The most serious problem these verses pose is the question of what verse 24 means: “You see that a man is justified by works, and not by faith alone.” Some imagine that this contradicts Paul in Romans 3:28: “For we maintain that a man is justified by faith apart from works of the Law.” John Calvin explained this apparent difficulty:
It appears certain that [James] is speaking of the manifestation, not of the imputation of righteousness, as if he had said, Those who are justified by faith prove their justification by obedience and good works, not by a bare and imaginary semblance of faith. In one word, he is not discussing the mode of justification, but requiring that the justification of all believers shall be operative. And as Paul contends that men are justified without the aid of works, so James will not allow any to be regarded as Justified who are destitute of good works. . . . Let them twist the words of James as they may, they will never extract out of them more than two propositions: That an empty phantom of faith does not justify, and that the believer, not contented with such an imagination, manifests his justification by good works.  John Calvin, Institutes of the Christian Religion, trans. Henry Beveridge, 3:17:12 (reprint, Grand Rapids: Eerdmans, 1966), 2:115.
James is not at odds with Paul. “They are not antagonists facing each other with crossed swords; they stand back to back, confronting different foes of the gospel.”  Alexander Ross, “The Epistles of James and John,” The New International Commentary on the New Testament (Grand Rapids: Eerdmans, 1954), 53.
Those who imagine a discrepancy between James and Paul rarely observe that it was Paul who wrote, “Shall we sin because we are not under law but under grace? May it never be!” (Romans 6:15); and “Having been freed from sin, you became slaves of righteousness” (v. 18). Thus Paul condemns the same error James is exposing here. Paul never advocated any concept of dormant faith.
Moreover, James and Paul both echo Jesus’ preaching. Paul’s emphasis resounds with the spirit of Matthew 5:3: “Blessed are the poor in spirit, for theirs is the kingdom of heaven.” James’s teaching has the ring of Matthew 7:21: “Not everyone who says to Me, ‘Lord, Lord,’ will enter the kingdom of heaven; but he who does the will of My Father who is in heaven.” Paul represents the beginning of the Sermon on the Mount; James the end of it.
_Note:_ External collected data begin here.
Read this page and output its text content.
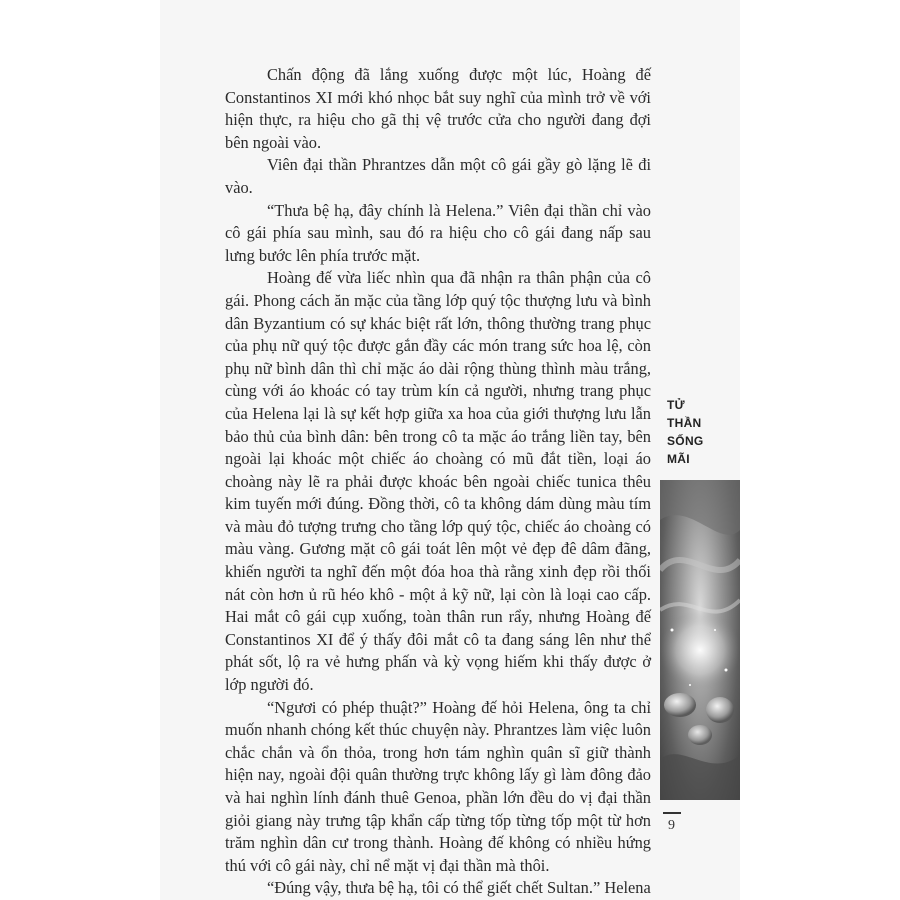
Chấn động đã lắng xuống được một lúc, Hoàng đế Constantinos XI mới khó nhọc bắt suy nghĩ của mình trở về với hiện thực, ra hiệu cho gã thị vệ trước cửa cho người đang đợi bên ngoài vào.

Viên đại thần Phrantzes dẫn một cô gái gầy gò lặng lẽ đi vào.

“Thưa bệ hạ, đây chính là Helena.” Viên đại thần chỉ vào cô gái phía sau mình, sau đó ra hiệu cho cô gái đang nấp sau lưng bước lên phía trước mặt.

Hoàng đế vừa liếc nhìn qua đã nhận ra thân phận của cô gái. Phong cách ăn mặc của tầng lớp quý tộc thượng lưu và bình dân Byzantium có sự khác biệt rất lớn, thông thường trang phục của phụ nữ quý tộc được gắn đầy các món trang sức hoa lệ, còn phụ nữ bình dân thì chỉ mặc áo dài rộng thùng thình màu trắng, cùng với áo khoác có tay trùm kín cả người, nhưng trang phục của Helena lại là sự kết hợp giữa xa hoa của giới thượng lưu lẫn bảo thủ của bình dân: bên trong cô ta mặc áo trắng liền tay, bên ngoài lại khoác một chiếc áo choàng có mũ đắt tiền, loại áo choàng này lẽ ra phải được khoác bên ngoài chiếc tunica thêu kim tuyến mới đúng. Đồng thời, cô ta không dám dùng màu tím và màu đỏ tượng trưng cho tầng lớp quý tộc, chiếc áo choàng có màu vàng. Gương mặt cô gái toát lên một vẻ đẹp đê dâm đãng, khiến người ta nghĩ đến một đóa hoa thà rằng xinh đẹp rồi thối nát còn hơn ủ rũ héo khô - một ả kỹ nữ, lại còn là loại cao cấp. Hai mắt cô gái cụp xuống, toàn thân run rẩy, nhưng Hoàng đế Constantinos XI để ý thấy đôi mắt cô ta đang sáng lên như thể phát sốt, lộ ra vẻ hưng phấn và kỳ vọng hiếm khi thấy được ở lớp người đó.

“Ngươi có phép thuật?” Hoàng đế hỏi Helena, ông ta chỉ muốn nhanh chóng kết thúc chuyện này. Phrantzes làm việc luôn chắc chắn và ổn thỏa, trong hơn tám nghìn quân sĩ giữ thành hiện nay, ngoài đội quân thường trực không lấy gì làm đông đảo và hai nghìn lính đánh thuê Genoa, phần lớn đều do vị đại thần giỏi giang này trưng tập khẩn cấp từng tốp từng tốp một từ hơn trăm nghìn dân cư trong thành. Hoàng đế không có nhiều hứng thú với cô gái này, chỉ nể mặt vị đại thần mà thôi.

“Đúng vậy, thưa bệ hạ, tôi có thể giết chết Sultan.” Helena

TỬ
THẦN
SỐNG
MÃI
9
Paul declares that we are saved by faith without the deeds of the law. James declares that we are saved by faith, which shows itself in works. Both James and Paul view good works as the proof of faith—not the path to salvation.
James could not be more explicit. He is confronting the concept of a passive, false “faith,” which is devoid of the fruits of salvation. He is not arguing for works in addition to or apart from faith. He is showing why and how true, living faith always works. He is fighting against dead orthodoxy and its tendency to abuse grace.
The error James assails closely parallels the teaching of no-lordship salvation. It is faith without works; justification without sanctification; salvation without new life.
Again, James echoes the Master Himself, who insisted on a theology of lordship that involved obedience, not lip-service. Jesus chided the disobedient ones who had attached themselves to Him in name only: “Why do you call Me, ‘Lord, Lord,’ and do not do what I say?” (Luke 6:46). Verbal allegiance, He said, will get no one to heaven (Matthew 7:21).
That is in perfect harmony with James: “Prove yourselves doers of the word, and not merely hearers who delude themselves” (1:22); for “faith, if it has no works, is dead, being by itself” (2:17).